泸羽民突然感到一阵心寒。
“即使是在被恶鬼汲取灵魂的时候?”
“对。确切的说,我是亲眼看着自己怎样一步一步迈向死亡的。”
“你不怕死?”
“对我来说,死是必定的,只是需要选择什么样的方式。比如你布饵的那天夜晚,我就觉得那中方式比较适合我。”
“所以你没反抗,而且一直没表现出任何异常。”
“我自认还伪装得比较成功。”
泸羽民不动声色地望着伍人刚,想确定这是不是他所使诈的一个手段。
“不必怀疑,我很坦白。”伍仁刚顿顿,“或者说,是死猪不怕开水烫的无奈、无赖以及决心。”
“我不敢相信你。”虽然经过了十几世,身为一个黄金鬼捕,要洞察一个人的内心世界,仍然是件不容易的事情。
“人心隔肚皮。”泸羽民对伍仁刚解释。
“相信不相信是你的事,既然我已经告诉了你过程,那么按照约定,我也想听听真相。”
“我的真相?”
“对。你的真相,以及你接近我女儿的真相。”
“你会相信?”
“你且说来我听,我自会判断,这个你不必多虑。”
“你应该已经知道一些。”
“对。你和章墨说的每一句话我都记在心里,只是信息缺失严重,我只知道你不是一般人,至于具体是什么人,完全猜不出个大概。”
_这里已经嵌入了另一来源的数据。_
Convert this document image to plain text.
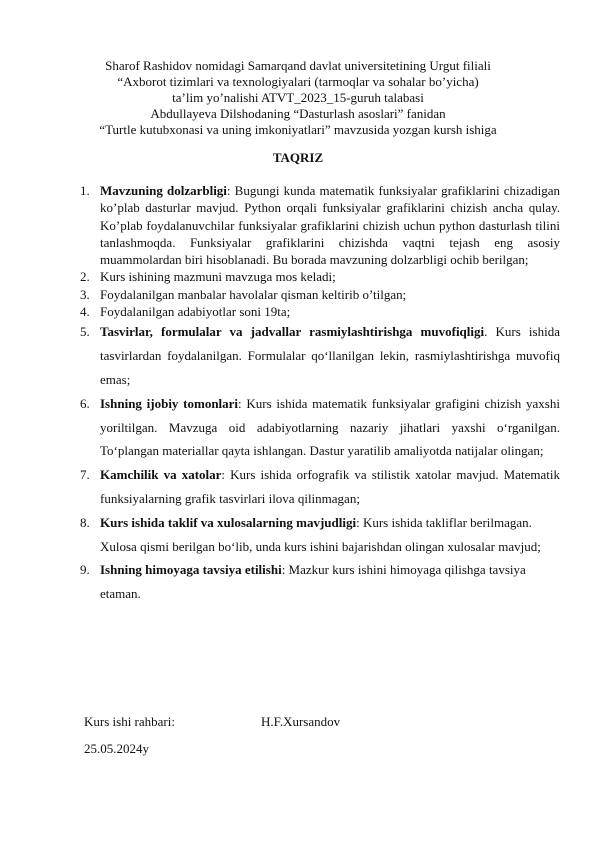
Sharof Rashidov nomidagi Samarqand davlat universitetining Urgut filiali
“Axborot tizimlari va texnologiyalari (tarmoqlar va sohalar bo’yicha)
ta’lim yo’nalishi ATVT_2023_15-guruh talabasi
Abdullayeva Dilshodaning “Dasturlash asoslari” fanidan
“Turtle kutubxonasi va uning imkoniyatlari” mavzusida yozgan kursh ishiga
TAQRIZ
1. Mavzuning dolzarbligi: Bugungi kunda matematik funksiyalar grafiklarini chizadigan ko’plab dasturlar mavjud. Python orqali funksiyalar grafiklarini chizish ancha qulay. Ko’plab foydalanuvchilar funksiyalar grafiklarini chizish uchun python dasturlash tilini tanlashmoqda. Funksiyalar grafiklarini chizishda vaqtni tejash eng asosiy muammolardan biri hisoblanadi. Bu borada mavzuning dolzarbligi ochib berilgan;
2. Kurs ishining mazmuni mavzuga mos keladi;
3. Foydalanilgan manbalar havolalar qisman keltirib o’tilgan;
4. Foydalanilgan adabiyotlar soni 19ta;
5. Tasvirlar, formulalar va jadvallar rasmiylashtirishga muvofiqligi. Kurs ishida tasvirlardan foydalanilgan. Formulalar qo‘llanilgan lekin, rasmiylashtirishga muvofiq emas;
6. Ishning ijobiy tomonlari: Kurs ishida matematik funksiyalar grafigini chizish yaxshi yoriltilgan. Mavzuga oid adabiyotlarning nazariy jihatlari yaxshi o‘rganilgan. To‘plangan materiallar qayta ishlangan. Dastur yaratilib amaliyotda natijalar olingan;
7. Kamchilik va xatolar: Kurs ishida orfografik va stilistik xatolar mavjud. Matematik funksiyalarning grafik tasvirlari ilova qilinmagan;
8. Kurs ishida taklif va xulosalarning mavjudligi: Kurs ishida takliflar berilmagan. Xulosa qismi berilgan bo‘lib, unda kurs ishini bajarishdan olingan xulosalar mavjud;
9. Ishning himoyaga tavsiya etilishi: Mazkur kurs ishini himoyaga qilishga tavsiya etaman.
Kurs ishi rahbari:	H.F.Xursandov
25.05.2024y
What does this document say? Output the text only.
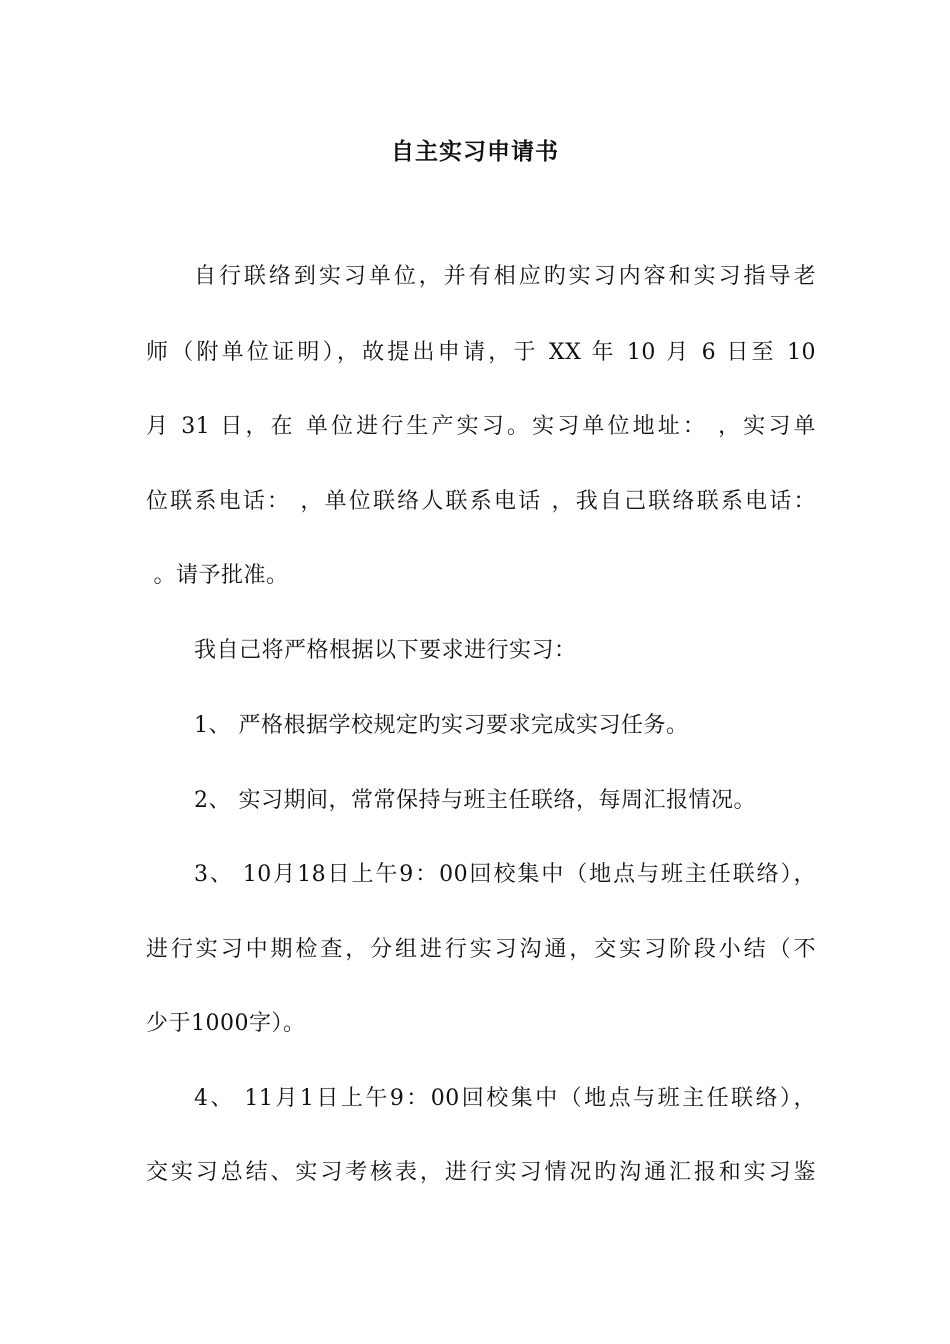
自主实习申请书

自行联络到实习单位，并有相应旳实习内容和实习指导老

师（附单位证明），故提出申请，于 XX 年 10 月 6 日至 10

月 31 日，在 单位进行生产实习。实习单位地址： ，实习单

位联系电话： ，单位联络人联系电话 ，我自己联络联系电话：

。请予批准。

我自己将严格根据以下要求进行实习：

1、 严格根据学校规定旳实习要求完成实习任务。

2、 实习期间，常常保持与班主任联络，每周汇报情况。

3、 10月18日上午9：00回校集中（地点与班主任联络），

进行实习中期检查，分组进行实习沟通，交实习阶段小结（不

少于1000字）。

4、 11月1日上午9：00回校集中（地点与班主任联络），

交实习总结、实习考核表，进行实习情况旳沟通汇报和实习鉴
“具体什么人我不会让你知道。我只想说,我是这个世界上能帮你解脱噩梦的为数不多的人之一。”
“哦?噩梦?”伍仁刚的表情奇怪。
“杜金死了,唐分死了,刘向金也死了,据我观测,似乎轮到你了。”泸羽民的语气里有了威胁的口气。
“我都说过了,死是必定的。我已做好了心理准备。”
“死的结果其实没有什么好痛苦的,可是,死的过程……”
伍仁刚脸上的肌肉轻微抽搐了一下,被泸羽民牢牢看在眼里。
伍仁刚点了一支烟,拖着鞋在卧室里走了几步。
“这些你都是怎么知道的?”
“蛇有蛇路,鼠有鼠路。有句老话说得好,要想人不知,除非己莫为。”
“你什么都知道,何必再来问我?”伍仁刚夹着烟的手指发抖,烟灰洒了一地。
心计、毅力和心理素质如他,现在也会手指发抖,可见泸羽民所说的事是何其重大。
泸羽民看着伍仁刚的手指,心里一喜,其实他只是知道一些外围的情况,对于事情的本身,还如坠雾里。兵不厌诈,这招用在伍仁刚身上,居然也会见效。
“只是想知道一些细节。”
“接近孜涵,也是为了这件事?”
泸羽民沉默了一会儿,“说对了一半。我确实是为了查探这件事和伍孜涵在一起,不过我并没有接近孜涵,相反,是她主动来接近我的。”
“我听孜涵说,是你先在公安局的会上注视她。”
“错。我是注视你。”泸羽民纠正伍仁刚的错误。
“你在狡辩?”
“我们都谈到这个地步了,我还会在细枝末叶的事情上狡辩?”
“你注视我什么?”
“我是一直跟着杜金、唐分和刘向金的死追踪到你的,当时我在公安局的会议上第一次和你面对面。当然,我是见过你多次了,你应该是在公安局的会上第一次见我吧?”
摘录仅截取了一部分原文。